Back in the day, I would percolate in some music culture to help drown out the noise from the day. Tuesday nights were jazz night at Justin’s. For me; jazz is best live or while soaking in a bath, as long as either scenario also involves a glass of red wine.
This weekly jazz rendezvous is where I met Yuko Kishimoto. Her hands would dance wildly over the keys while the rest of her body held carriage. She had a uninhibited sophisticated quality that I was drawn to. It was mesmerizing the way she played the piano like no other. As time went by; we would share our love of fine scotch, dry humor and trade stories.
photo © Rudy Lu
Yuko Kishimoto debuted her album Songbook at a CD release party on August 31, 2011. The official release is due sometime in the beginning of October. She is a gifted composer who started playing the piano at 3 years old. She had created original compositions and arrangements but had no CD of her own. Thanks to the Albany music and art community as well as money generated from Kickstarter, a CD was born.

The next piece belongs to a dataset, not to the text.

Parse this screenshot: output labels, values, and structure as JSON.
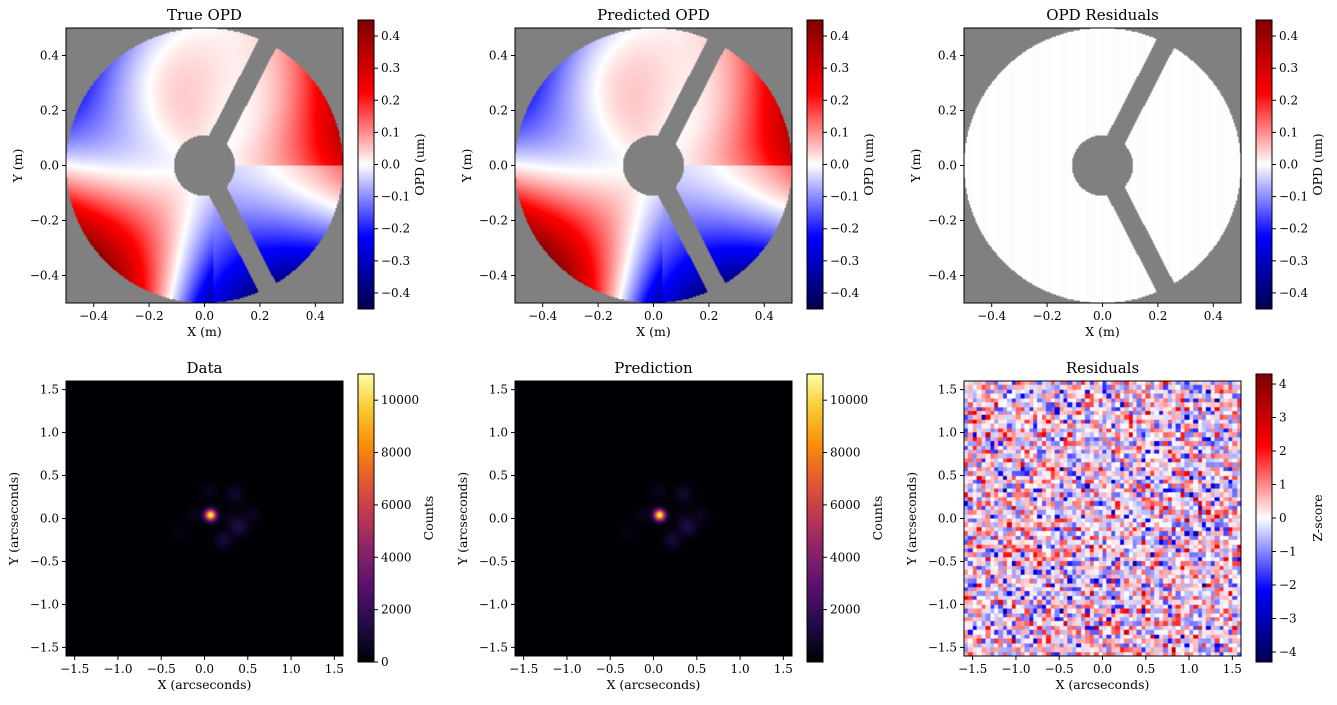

The CD was her last hoorah. Unfortunately she was forced to leave the country after losing her working visa and then rights to continue on the path to obtaining a green card. The road to citizenship is kind of like the DMV. You wait in line to receive a number, then wait for your number to be called to receive some paper work. Usually you’re told you need some form that you don’t have with you, so you run home and come back to wait in line for another number. Of course obtaining a green card is more complicated and the timeline is stretched out over years but you get the idea.
Albany has lost a person who contributed to the community her talent to both entertain and teach small children the love of piano. The jazz scene in and around Albany has lost a piece of her soul. I felt this even more when she finally had to leave.
I had do a few things that she forgot to do in the whirlwind of the last few hours before her inevitable departure. My help was need to mail the last Netflix movie back, drop off her Time Warner modem and grab her handwritten compositions. The last item I will return to her once she gets settled in Japan. (Such a good reason to visit Japan!)
In her last few days she prepared for what was most important; the release her first CD. When I walked through her apartment, jumbled with items left behind, I felt sad and missed my friend. The things she left gave off a eerie feeling. Just stuff. You find out what is most important to you when have to leave most of it behind. Since it was all going into the garbage, I had sifted and collected a few items I didn’t want to see thrown out just yet. I couldn’t help but contradict the affect that the room gave off. I wanted to keep a few mementos of my dear friend alive.